President's speech resorts to fantasy on oil and prices

The state-of-the-union speech Feb. 12 smothered whispers of hope on energy policy with shrieks of delusional ambition.

US President Barack Obama hinted at tapping federal oil and gas royalties to fund research on alternative energy. So would policy on new energy forms swing toward research and away from subsidization? Would funding from royalties replace the oil and gas tax increases Obama proposes every year?

These would be constructive changes. But the president didn’t claim to be altering course. And what he did say was discouraging.

The aim of new energy research, Obama said, would be “to shift our cars and trucks off oil for good.”

To accomplish that, he’d need more research than royalties can buy. Oil and gas dominate transportation energy for reasons not easily overcome—and not likely to be overcome soon. History—recent and less so, in the US and elsewhere—shows how costly it is to try to replace oil with other forms of energy, especially in mobile uses.

Why do that, anyway?

To “free our families and businesses from the painful spikes in gas prices we’ve put up with for far too long,” Obama suggested.

The argument here seems to be that oil’s undesirable because gasoline prices fluctuate.

Yet prices of other energy forms change, too.

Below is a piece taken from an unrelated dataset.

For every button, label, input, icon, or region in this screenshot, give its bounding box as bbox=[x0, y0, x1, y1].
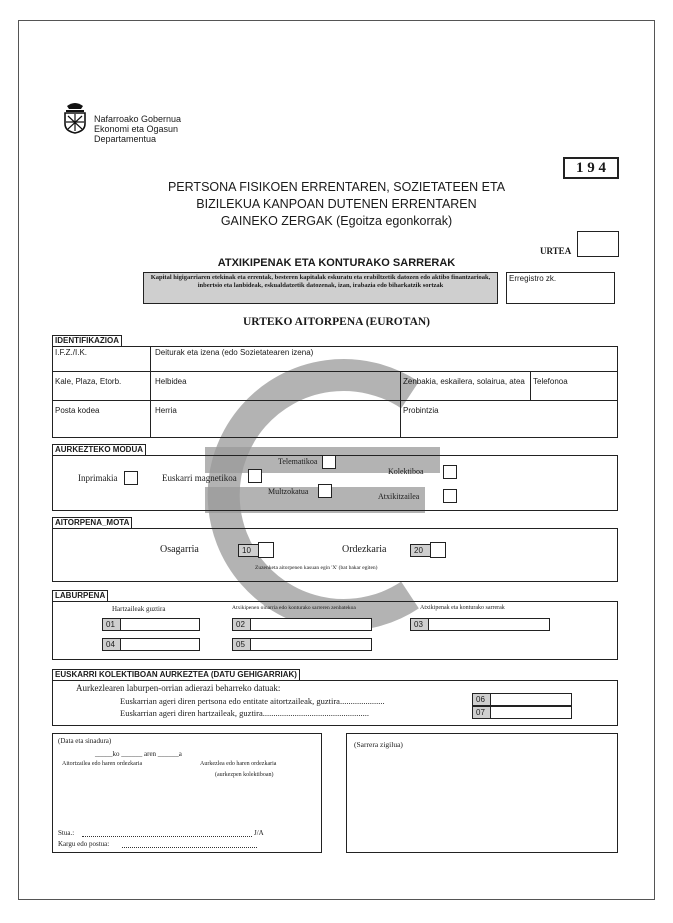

Have any of Obama’s speech writers checked ethanol’s price history?

In fact, the utterances about price spikes and shifting off oil seem designed to appeal to visceral wishes ungrounded in physical or economic reality. They’re rah-rah lines. Who wouldn’t want energy as convenient and cheap as oil that didn’t have oil’s disadvantages? Who wouldn’t want energy prices never to change—unless they start out as high as, say, transport fuels that aren’t oil?

The real world can’t satisfy those desires, and no amount of research will make it do so.

Obama leads by gushing grand ambition. On energy, this approach leans too heavily on popular fantasy, making his agenda, even the possibly practical elements of it, consistently incoherent.